Security as a service: how are the patterns of risk and reward changing?
Security as a service can provide cost savings and accelerated implementation cycles, just as software as a service (SaaS), writes John Pescatore, vice-president and distinguished analyst at Gartner. However, the "as a service" approach can fail if applied under the wrong circumstances using a poor implementation methodology. Security as a service offerings must be built on highly reliable and highly secure platforms, and must use open and/or standard interfaces and data definitions. Service providers can offer the model to better compete or to complement their service offerings, but security as a service is not a good match for many security applications.

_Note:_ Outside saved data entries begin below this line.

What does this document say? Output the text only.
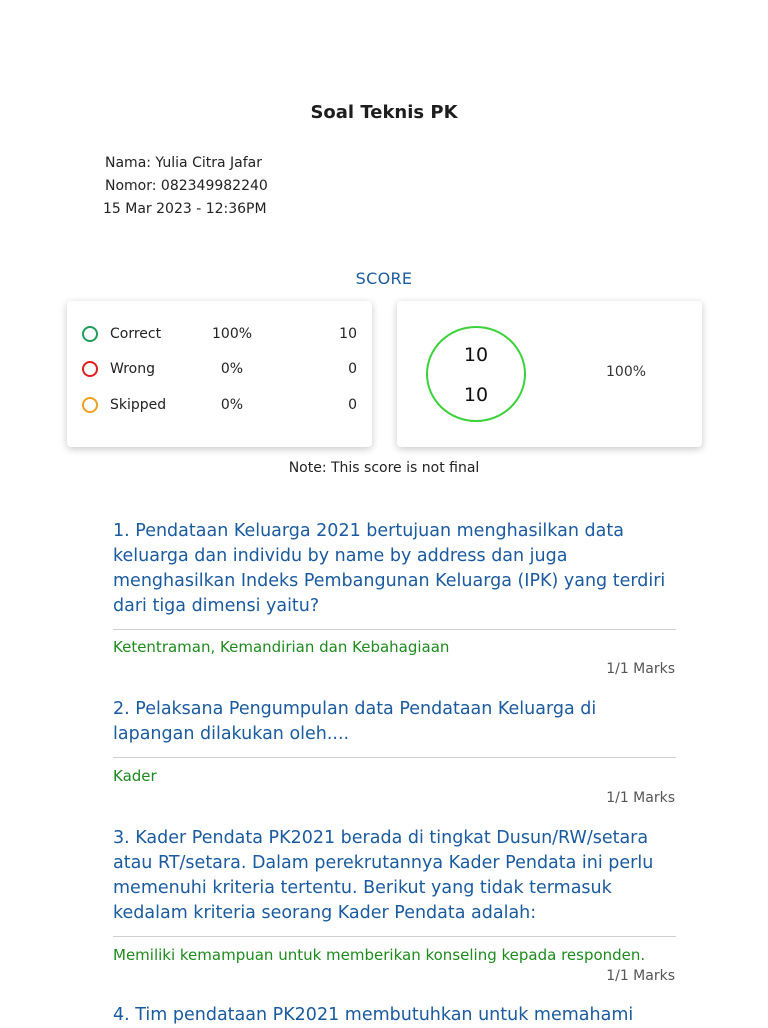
Soal Teknis PK
Nama: Yulia Citra Jafar
Nomor: 082349982240
15 Mar 2023 - 12:36PM
SCORE
Correct	100%	10
Wrong	0%	0
Skipped	0%	0
10
10
100%
Note: This score is not final
1. Pendataan Keluarga 2021 bertujuan menghasilkan data keluarga dan individu by name by address dan juga menghasilkan Indeks Pembangunan Keluarga (IPK) yang terdiri dari tiga dimensi yaitu?
Ketentraman, Kemandirian dan Kebahagiaan
1/1 Marks
2. Pelaksana Pengumpulan data Pendataan Keluarga di lapangan dilakukan oleh....
Kader
1/1 Marks
3. Kader Pendata PK2021 berada di tingkat Dusun/RW/setara atau RT/setara. Dalam perekrutannya Kader Pendata ini perlu memenuhi kriteria tertentu. Berikut yang tidak termasuk kedalam kriteria seorang Kader Pendata adalah:
Memiliki kemampuan untuk memberikan konseling kepada responden.
1/1 Marks
4. Tim pendataan PK2021 membutuhkan untuk memahami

Security service offerings vary primarily by how much investment (in capital expense and ongoing staffing) the business is required to make versus the amount of customisation and control of the service the organisation has. Gartner predicts security as a service will see a compound annual growth rate of more than 30% from 2007 through 2012.

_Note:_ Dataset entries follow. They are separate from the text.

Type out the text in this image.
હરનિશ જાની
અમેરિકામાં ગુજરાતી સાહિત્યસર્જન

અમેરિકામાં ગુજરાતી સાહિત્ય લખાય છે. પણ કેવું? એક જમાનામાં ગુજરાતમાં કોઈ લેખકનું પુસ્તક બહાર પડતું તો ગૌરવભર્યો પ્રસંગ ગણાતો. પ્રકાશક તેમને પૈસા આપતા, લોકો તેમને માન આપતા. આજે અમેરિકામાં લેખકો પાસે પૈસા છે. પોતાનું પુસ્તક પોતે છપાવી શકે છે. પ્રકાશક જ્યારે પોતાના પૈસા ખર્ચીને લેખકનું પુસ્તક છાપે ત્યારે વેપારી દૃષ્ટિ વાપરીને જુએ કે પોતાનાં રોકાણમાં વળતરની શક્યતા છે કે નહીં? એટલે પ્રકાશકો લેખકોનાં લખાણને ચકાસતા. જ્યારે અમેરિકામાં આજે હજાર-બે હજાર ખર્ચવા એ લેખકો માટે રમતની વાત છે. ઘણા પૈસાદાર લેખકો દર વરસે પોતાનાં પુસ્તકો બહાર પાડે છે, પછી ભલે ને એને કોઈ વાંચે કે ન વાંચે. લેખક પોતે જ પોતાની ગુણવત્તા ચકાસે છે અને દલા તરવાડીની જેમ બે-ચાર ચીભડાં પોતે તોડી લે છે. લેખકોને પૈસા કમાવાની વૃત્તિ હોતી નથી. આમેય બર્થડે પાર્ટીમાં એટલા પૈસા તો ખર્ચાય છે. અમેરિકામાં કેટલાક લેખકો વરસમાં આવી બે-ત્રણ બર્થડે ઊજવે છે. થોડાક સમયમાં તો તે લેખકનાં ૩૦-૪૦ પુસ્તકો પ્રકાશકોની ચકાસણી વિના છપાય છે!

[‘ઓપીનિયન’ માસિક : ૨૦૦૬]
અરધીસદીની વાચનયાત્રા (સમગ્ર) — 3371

Security as a service offerings already provide significant revenue in distributed-denial of service protection, message security, remote vulnerability assessment, secure web gateway and security intelligence services.
The model has features that will restrain or accelerate its adoption. First, there is no permanent organisation-owned equipment or software, so failure of a security as a service provider will mean total disruption of service. Second, security as a service is a one-to-many model organisations that need high levels of customisation will not find it attractive and they can also lose control over their security applications. Third, security as a service requires high-availability and high-speed connectivity to the provider. This can be a significant cost that may reduce savings, unless the security as a service provider is also the bandwidth provider. Finally, the model may result in "hidden lock-in" where the security as a service offering does not provide open interfaces to data that may be retained at the provider's facility.

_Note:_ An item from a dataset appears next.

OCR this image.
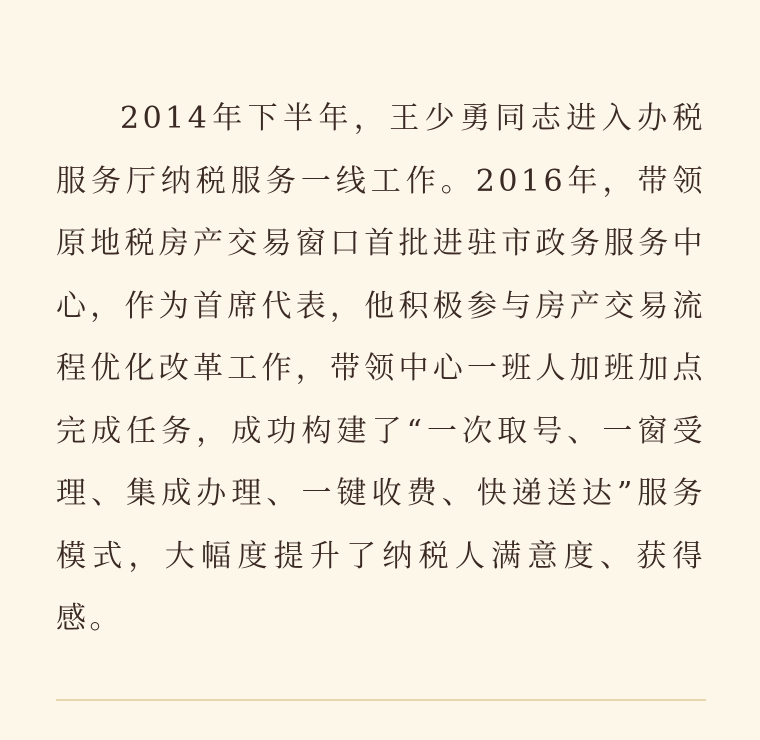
2014年下半年，王少勇同志进入办税服务厅纳税服务一线工作。2016年，带领原地税房产交易窗口首批进驻市政务服务中心，作为首席代表，他积极参与房产交易流程优化改革工作，带领中心一班人加班加点完成任务，成功构建了“一次取号、一窗受理、集成办理、一键收费、快递送达”服务模式，大幅度提升了纳税人满意度、获得感。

However, the model avoids capital expense or large, single-fiscal-year software expense hits, but it must be priced aggressively to show direct cost savings over other delivery models. The security as a service trend will drive corporate pressure to use security as a service, just as the outsourcing trend has driven security outsourcing. The predictable revenue stream from security as a service will drive financial analysts to assign higher multiples to vendors with security as a service revenue streams than to those that are pure hardware or software vendors.